Offereci-lhe um quarto no lado esquerdo da casa, por detraz do escriptorio, com janella para o muro da igreja, vermelho. O muro está hoje esverdeado pelas aguas da chuva, mas naquelle tempo era novo e côr de carne crua. Eu e Magdalena ficámos no lado direito — e da nossa varanda avistavamos o algodoal, o prado, o descaroçador com a serraria e a estrada, que se torce contornando um morro.
— Vamos começar vida nova, hein? disse Magdalena alegremente.
Desde então comecei a fazer nella algumas descobertas que me surprehenderam. Como se sabe, eu me havia contentado com o rosto e com algumas informações ligeiras.
Tive, durante uma semana, o cuidado de procurar afinar a minha syntaxe pela della, mas não consegui evitar numerosos solecismos. Mudei de rumo. Tolice. Magdalena não se incommodava com essas coisas. Imaginei-a uma boneca da escola normal. Engano.
Enjoou o Padilha, que achou "uma alma baixa". (Ahi eu expliquei que a alma delle não tinha importancia. Exigia dos meus homens serviços: o resto não me interessava.) Enjoou o Padilha. Mas gostou de seu Ribeiro: metteu-se no escriptorio, folheou os livros, examinou documentos, desarmou a machina de escrever, que estava emperrada. E dois dias depois do casamento, ainda com um ar machucado, largou-se para o campo e rasgou a roupa nos garranchos do algodão. Á hora do jantar encontrei-a no descaroçador, conversando com o machinista.
— Ora muito bem. Isto é mulher.
Mas aconselhei-a a não expor-se:
— Esses caboclos são uns brutos. Quer trabalhar? Combino. Trabalhe com Maria das Dores. A gente da lavoura só commigo.

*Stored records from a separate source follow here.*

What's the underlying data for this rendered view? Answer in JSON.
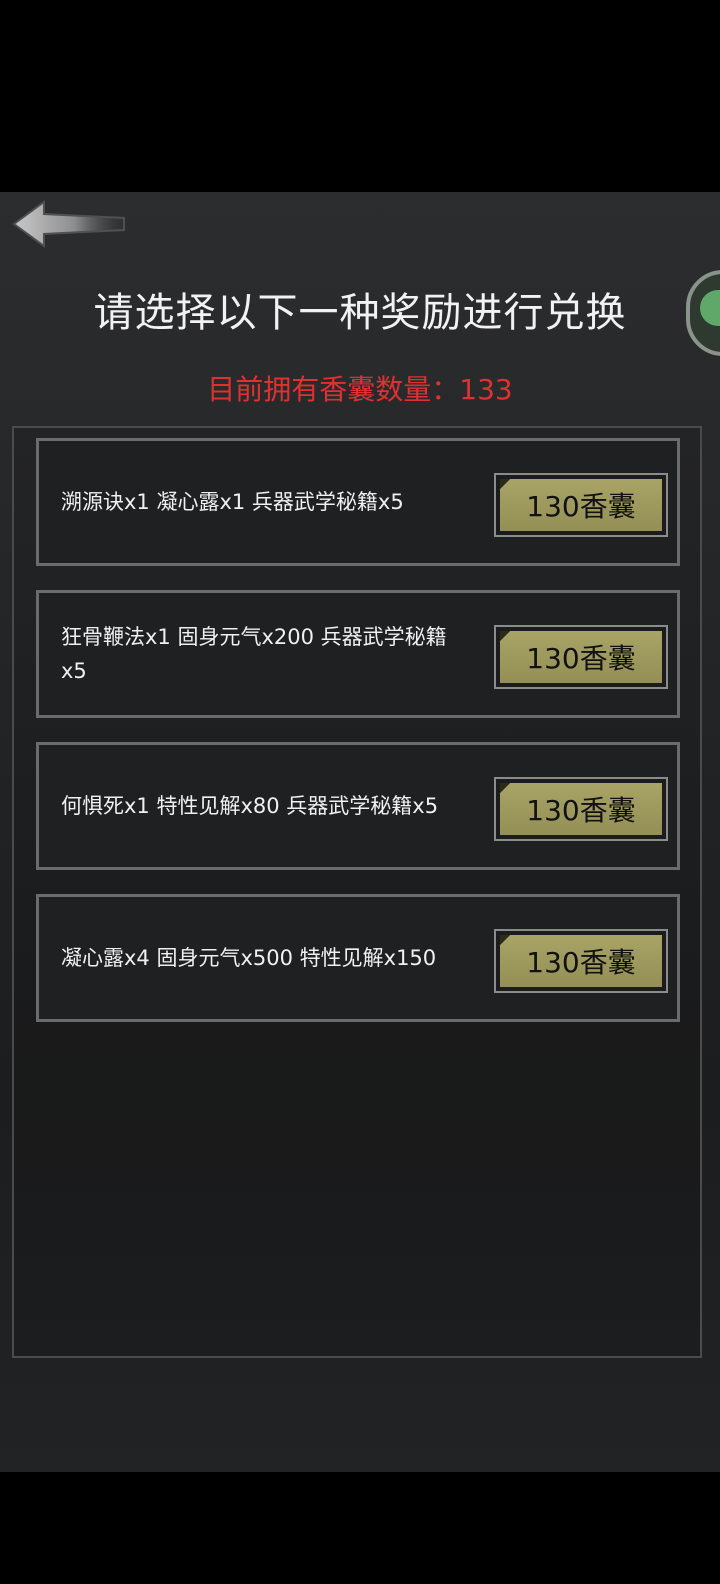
{
  "page": {
    "title": "请选择以下一种奖励进行兑换",
    "count_text": "目前拥有香囊数量：133"
  },
  "icons": {
    "back": "arrow-left-icon",
    "side_badge": "chat-bubble-icon"
  },
  "colors": {
    "title": "#f2f2f2",
    "count": "#e03131",
    "button_face": "#a8a468",
    "card_border": "#6a6b6d"
  },
  "rewards": [
    {
      "text": "溯源诀x1  凝心露x1  兵器武学秘籍x5",
      "button_label": "130香囊"
    },
    {
      "text": "狂骨鞭法x1  固身元气x200  兵器武学秘籍x5",
      "button_label": "130香囊"
    },
    {
      "text": "何惧死x1  特性见解x80  兵器武学秘籍x5",
      "button_label": "130香囊"
    },
    {
      "text": "凝心露x4  固身元气x500  特性见解x150",
      "button_label": "130香囊"
    }
  ]
}
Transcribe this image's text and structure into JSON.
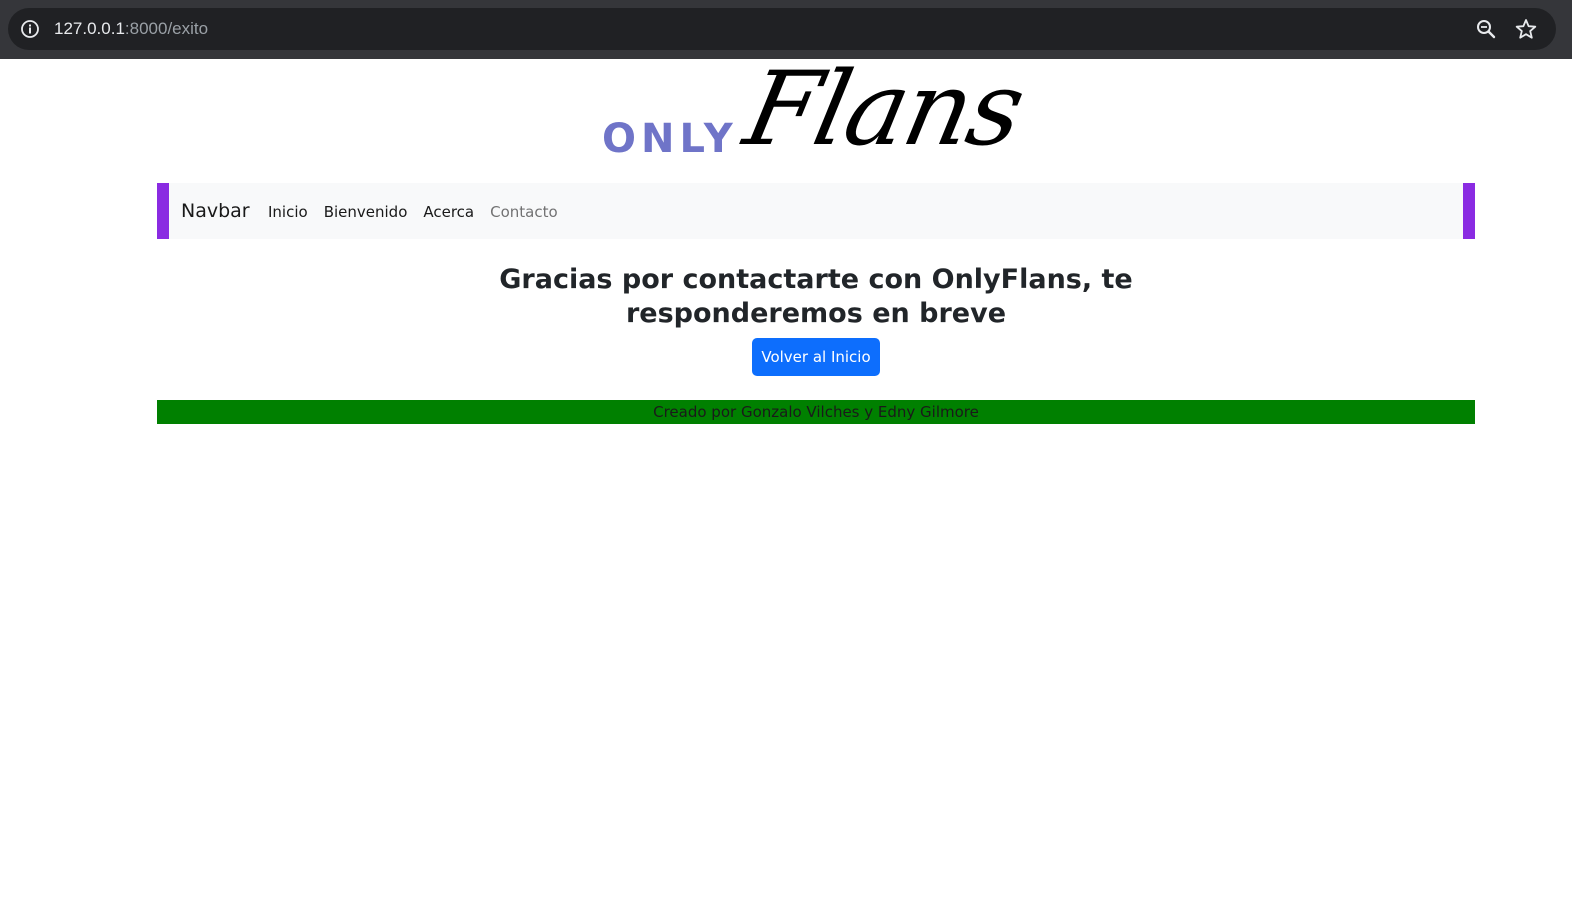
{
  "browser": {
    "url_host": "127.0.0.1",
    "url_rest": ":8000/exito"
  },
  "logo": {
    "only": "ONLY",
    "flans": "Flans"
  },
  "navbar": {
    "brand": "Navbar",
    "links": [
      {
        "label": "Inicio"
      },
      {
        "label": "Bienvenido"
      },
      {
        "label": "Acerca"
      },
      {
        "label": "Contacto"
      }
    ],
    "accent_color": "#8a2be2"
  },
  "main": {
    "heading": "Gracias por contactarte con OnlyFlans, te responderemos en breve",
    "button_label": "Volver al Inicio"
  },
  "footer": {
    "text": "Creado por Gonzalo Vilches y Edny Gilmore",
    "background": "#008000"
  }
}
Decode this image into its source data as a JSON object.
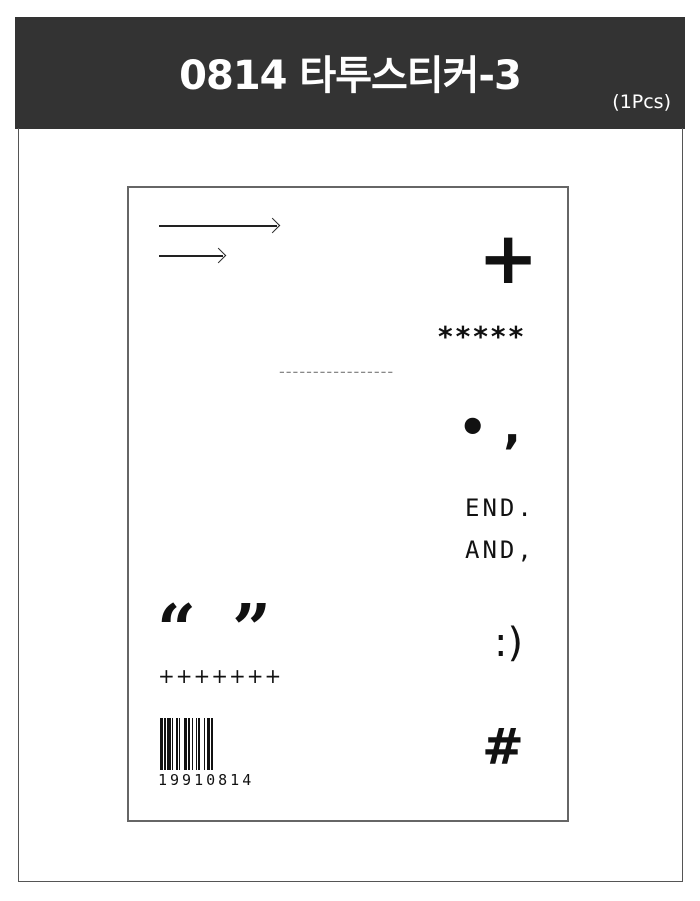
{
  "header": {
    "title": "0814 타투스티커-3",
    "quantity": "(1Pcs)"
  },
  "sticker": {
    "plus": "+",
    "stars": "*****",
    "dashes": "-----------------",
    "dot_comma": "• ,",
    "end": "END.",
    "and": "AND,",
    "open_quote": "“",
    "close_quote": "”",
    "smiley": ":)",
    "plus_row": "+++++++",
    "hash": "#",
    "barcode_number": "19910814"
  },
  "colors": {
    "header_bg": "#333333",
    "ink": "#111111"
  }
}
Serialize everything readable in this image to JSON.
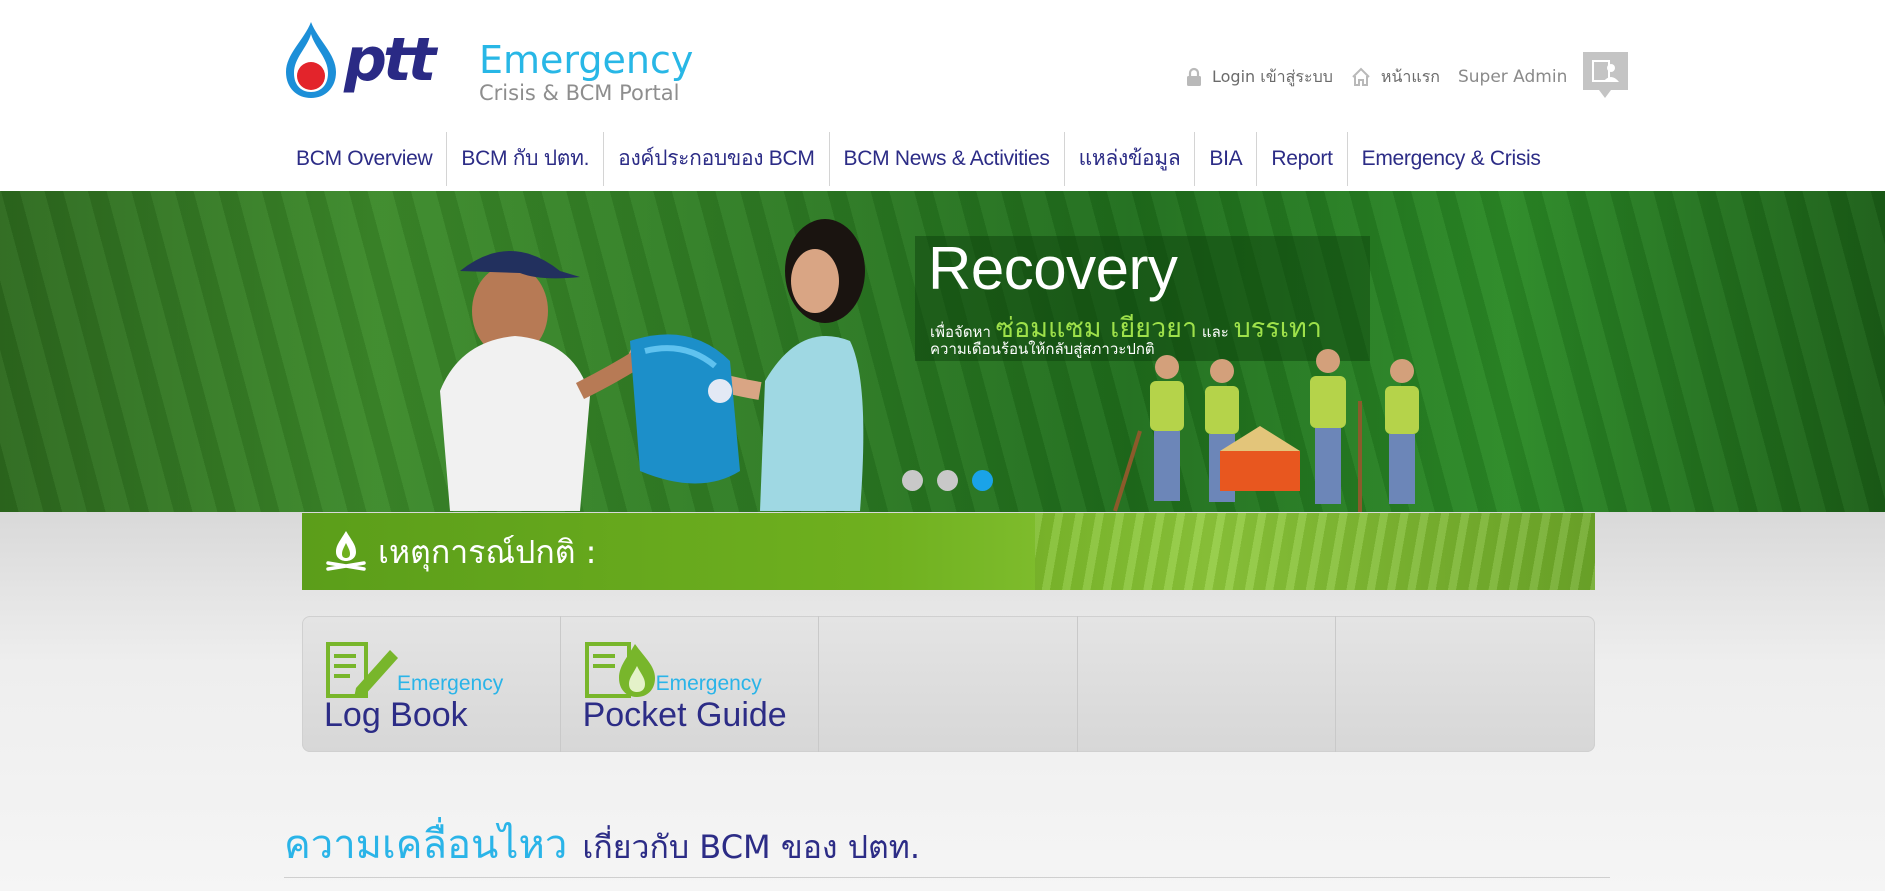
{
  "header": {
    "logo_word": "ptt",
    "portal_title_line1": "Emergency",
    "portal_title_line2": "Crisis & BCM Portal",
    "login_label": "Login เข้าสู่ระบบ",
    "home_label": "หน้าแรก",
    "user_name": "Super Admin"
  },
  "nav": {
    "items": [
      "BCM Overview",
      "BCM กับ ปตท.",
      "องค์ประกอบของ BCM",
      "BCM News & Activities",
      "แหล่งข้อมูล",
      "BIA",
      "Report",
      "Emergency & Crisis"
    ]
  },
  "banner": {
    "title": "Recovery",
    "sub_prefix": "เพื่อจัดหา",
    "sub_highlight1": "ซ่อมแซม เยียวยา",
    "sub_and": "และ",
    "sub_highlight2": "บรรเทา",
    "sub_line2": "ความเดือนร้อนให้กลับสู่สภาวะปกติ",
    "slide_count": 3,
    "active_slide": 3
  },
  "status": {
    "label": "เหตุการณ์ปกติ :"
  },
  "tools": [
    {
      "small": "Emergency",
      "big": "Log Book",
      "icon": "logbook-pencil-icon"
    },
    {
      "small": "Emergency",
      "big": "Pocket Guide",
      "icon": "pocket-guide-flame-icon"
    }
  ],
  "section": {
    "title_highlight": "ความเคลื่อนไหว",
    "title_rest": "เกี่ยวกับ BCM ของ ปตท."
  },
  "colors": {
    "brand_blue": "#2c2c86",
    "accent_cyan": "#2ab4e8",
    "status_green": "#6fb01f",
    "dot_active": "#1aa3e8"
  }
}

— A occupação de Maria das Dores não me agrada. E eu não vim para aqui dormir.
— São enthusiasmos do principio.
— Outra coisa, continuou Magdalena. A familia de mestre Caetano está soffrendo privações.
— Já conhece mestre Caetano? perguntei admirado. Privações, é sempre a mesma cantiga. A verdade é que não preciso mais delle. Era melhor ir cavar a vida fóra.
— Doente...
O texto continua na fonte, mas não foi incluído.